VSNU wil inzetten op betere informatievoorziening en verwachtingsmanagement. “Het is vooral belangrijk dat studenten met een nieuw idee hun rechten goed in beeld hebben én dat zij weten wat de spelregels zijn”, zegt woordvoerder Bart Pierik. Ook volgens hem is één uniforme regelgeving simpelweg niet mogelijk. “Elke universiteit zit anders in elkaar.”
Wel wordt de VSNU-Richtsnoer omgang met intellectuele eigendomsrechten (IER) op dit moment geactualiseerd, waar de UU aan bijdraagt. “Het proces van afstemming over intellectueel eigendom van studenten is medio maart dit jaar van start gegaan en wordt naar verwachting begin 2020 afgerond, wat zal resulteren in een aanvulling op het huidige VSNU richtsnoer”, aldus Post.
Waar zit het verschil in beleid tussen universiteiten?
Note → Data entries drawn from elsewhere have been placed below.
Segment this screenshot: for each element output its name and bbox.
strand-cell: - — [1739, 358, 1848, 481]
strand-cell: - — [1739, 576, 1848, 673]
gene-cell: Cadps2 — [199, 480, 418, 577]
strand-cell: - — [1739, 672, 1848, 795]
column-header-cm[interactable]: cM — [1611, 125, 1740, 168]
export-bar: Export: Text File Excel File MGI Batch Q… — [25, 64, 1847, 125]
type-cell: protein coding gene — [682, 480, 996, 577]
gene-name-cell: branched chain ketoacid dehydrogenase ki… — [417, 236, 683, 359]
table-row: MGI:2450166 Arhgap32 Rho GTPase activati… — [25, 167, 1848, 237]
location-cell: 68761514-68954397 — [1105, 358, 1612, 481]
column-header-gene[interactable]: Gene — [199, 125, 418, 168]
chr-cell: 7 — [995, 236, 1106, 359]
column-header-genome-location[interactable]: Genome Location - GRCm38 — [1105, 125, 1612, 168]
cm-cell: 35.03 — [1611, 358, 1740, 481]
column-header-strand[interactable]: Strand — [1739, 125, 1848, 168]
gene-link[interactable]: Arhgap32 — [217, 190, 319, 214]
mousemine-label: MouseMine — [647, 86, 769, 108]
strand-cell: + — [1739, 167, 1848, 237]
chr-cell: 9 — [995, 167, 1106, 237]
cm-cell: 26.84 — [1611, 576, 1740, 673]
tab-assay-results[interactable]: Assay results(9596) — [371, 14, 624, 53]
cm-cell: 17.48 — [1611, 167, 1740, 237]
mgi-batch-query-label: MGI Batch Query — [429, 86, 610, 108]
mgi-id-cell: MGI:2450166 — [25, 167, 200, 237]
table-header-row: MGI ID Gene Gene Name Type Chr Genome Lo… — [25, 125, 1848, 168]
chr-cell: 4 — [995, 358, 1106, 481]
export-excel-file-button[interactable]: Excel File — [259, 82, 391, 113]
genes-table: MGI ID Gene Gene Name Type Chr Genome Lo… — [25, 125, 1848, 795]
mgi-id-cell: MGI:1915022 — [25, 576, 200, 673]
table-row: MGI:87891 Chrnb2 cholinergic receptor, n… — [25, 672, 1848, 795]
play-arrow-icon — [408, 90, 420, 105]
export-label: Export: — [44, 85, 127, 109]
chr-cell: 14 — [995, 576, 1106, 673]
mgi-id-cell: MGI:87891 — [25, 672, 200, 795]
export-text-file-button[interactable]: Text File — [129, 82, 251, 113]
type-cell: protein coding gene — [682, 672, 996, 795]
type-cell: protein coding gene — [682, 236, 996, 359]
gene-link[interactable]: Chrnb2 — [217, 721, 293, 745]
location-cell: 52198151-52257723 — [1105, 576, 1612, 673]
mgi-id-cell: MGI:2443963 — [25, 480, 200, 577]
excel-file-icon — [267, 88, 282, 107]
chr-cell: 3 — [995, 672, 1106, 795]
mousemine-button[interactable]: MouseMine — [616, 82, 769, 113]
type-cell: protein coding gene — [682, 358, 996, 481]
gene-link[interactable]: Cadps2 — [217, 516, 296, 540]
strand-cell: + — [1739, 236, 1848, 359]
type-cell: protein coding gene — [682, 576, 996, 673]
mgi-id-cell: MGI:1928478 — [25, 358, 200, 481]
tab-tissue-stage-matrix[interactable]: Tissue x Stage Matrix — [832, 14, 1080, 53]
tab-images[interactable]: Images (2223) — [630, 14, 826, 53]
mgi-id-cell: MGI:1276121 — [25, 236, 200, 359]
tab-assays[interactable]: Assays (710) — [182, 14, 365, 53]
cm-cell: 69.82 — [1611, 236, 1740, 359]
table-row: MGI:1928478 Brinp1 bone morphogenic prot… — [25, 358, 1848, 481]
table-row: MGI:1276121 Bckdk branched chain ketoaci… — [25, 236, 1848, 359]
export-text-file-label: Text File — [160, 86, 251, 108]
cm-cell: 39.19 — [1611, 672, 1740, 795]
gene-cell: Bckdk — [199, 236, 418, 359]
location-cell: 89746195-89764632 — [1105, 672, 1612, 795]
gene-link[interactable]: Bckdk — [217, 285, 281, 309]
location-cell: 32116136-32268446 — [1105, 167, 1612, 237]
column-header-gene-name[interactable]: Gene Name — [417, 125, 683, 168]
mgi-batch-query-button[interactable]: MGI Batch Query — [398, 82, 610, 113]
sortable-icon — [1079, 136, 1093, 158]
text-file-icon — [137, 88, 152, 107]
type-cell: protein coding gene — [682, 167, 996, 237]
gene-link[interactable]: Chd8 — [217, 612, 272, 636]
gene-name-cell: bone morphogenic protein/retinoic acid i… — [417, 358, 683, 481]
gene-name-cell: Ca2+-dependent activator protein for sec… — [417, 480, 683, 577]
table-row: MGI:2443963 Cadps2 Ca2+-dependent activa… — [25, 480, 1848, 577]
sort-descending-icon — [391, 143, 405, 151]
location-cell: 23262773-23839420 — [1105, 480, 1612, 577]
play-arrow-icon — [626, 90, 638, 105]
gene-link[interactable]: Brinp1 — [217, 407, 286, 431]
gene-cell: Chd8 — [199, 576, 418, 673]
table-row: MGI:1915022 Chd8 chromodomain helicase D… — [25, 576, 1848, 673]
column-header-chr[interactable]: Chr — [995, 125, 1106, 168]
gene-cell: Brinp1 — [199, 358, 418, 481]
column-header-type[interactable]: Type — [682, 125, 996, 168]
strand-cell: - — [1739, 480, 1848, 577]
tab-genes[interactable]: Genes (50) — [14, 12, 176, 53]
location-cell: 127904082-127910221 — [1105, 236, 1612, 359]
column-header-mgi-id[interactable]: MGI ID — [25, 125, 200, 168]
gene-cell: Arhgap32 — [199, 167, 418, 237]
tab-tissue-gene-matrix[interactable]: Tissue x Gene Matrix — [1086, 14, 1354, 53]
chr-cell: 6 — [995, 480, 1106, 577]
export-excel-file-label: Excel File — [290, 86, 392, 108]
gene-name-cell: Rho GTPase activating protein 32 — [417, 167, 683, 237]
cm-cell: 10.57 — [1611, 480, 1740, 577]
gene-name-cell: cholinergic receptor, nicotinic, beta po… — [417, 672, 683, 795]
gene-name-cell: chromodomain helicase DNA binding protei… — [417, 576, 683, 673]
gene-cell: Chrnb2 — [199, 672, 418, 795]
Studenten aan de TU Eindhoven doen al voordat zij aan hun studie beginnen met een verplicht vinkje afstand van hun intellectuele eigendom. Bij de TU Delft gebeurt dit niet, maar die neemt soms wel aandelen in start-ups van studenten in ruil voor een bijdrage aan de patentkosten.
Gaat het allemaal om geld?
Niet volgens Mayfield van de Universiteit Leiden. “De missie van een universiteit is niet om geld te verdienen aan studenten, maar juist om studenten te helpen om zelf een positieve invloed uit te oefenen op de samenleving.”
En die aandelen dan?
VSNU-woordvoerder Pierik zegt dat het gebruikelijk is dat er iets tegenover staat wanneer een universiteit investeert in een patent. “Universiteiten zijn publieke instellingen, deels gefinancierd met belastinggeld. Daarom mogen zij niet zomaar geld weggeven aan start-ups van studenten. Anders creëer je een oneerlijk speelveld voor andere beginnende ondernemingen.”
Ook volgens Luris-directeur Mayfield kan een universiteit niet zomaar uit haar eerste geldstroom (het geld uit de rijksbijdrage) investeren in een studentenbedrijf. “Zo’n investering moet komen uit tweede- en derde geldstromen, bijvoorbeeld uit de commercialisering van onderzoek.”
Liggen innovatieve studenten vaak met hun universiteit in de clinch?
“Voor zover wij weten gaat het slechts om enkele gevallen per jaar”, zegt de VSNU. Op de UU komen gevallen waarin studenten de uitvinder zijn ook maar sporadisch voor, en de TU Delft kan slechts twee voorbeelden noemen. NOS op 3 geeft geen exacte aantallen.
Gebeurt het vooral op technische universiteiten?
“We horen deze verhalen voornamelijk vanuit de technische universiteiten, maar ook op kleinere schaal bij de bèta-opleidingen.” zegt voorzitter Alex Tess Rutten van de Landelijke Studentenvakbond (LSVb). “We hopen dat de politiek dit onderwerp oppakt.” Dat is inmiddels gebeurd: de VVD heeft Kamervragen gesteld.
Tot slot: wat vinden de universiteiten ervan?
De TU Delft laat weten dat ze zich niet herkent in het beeld dat NOS op 3 schetst. De TU Eindhoven noemt het standaard afstand doen van intellectueel eigendomsrecht door studenten een voorzorgsmaatregel, omdat er veel met externe bedrijven wordt samengewerkt. Ook volgens een jurist van de Universiteit Twente is de praktijk “in ieder geval op de UT, flink genuanceerder”, schrijft onafhankelijk nieuwsmedium U-Today.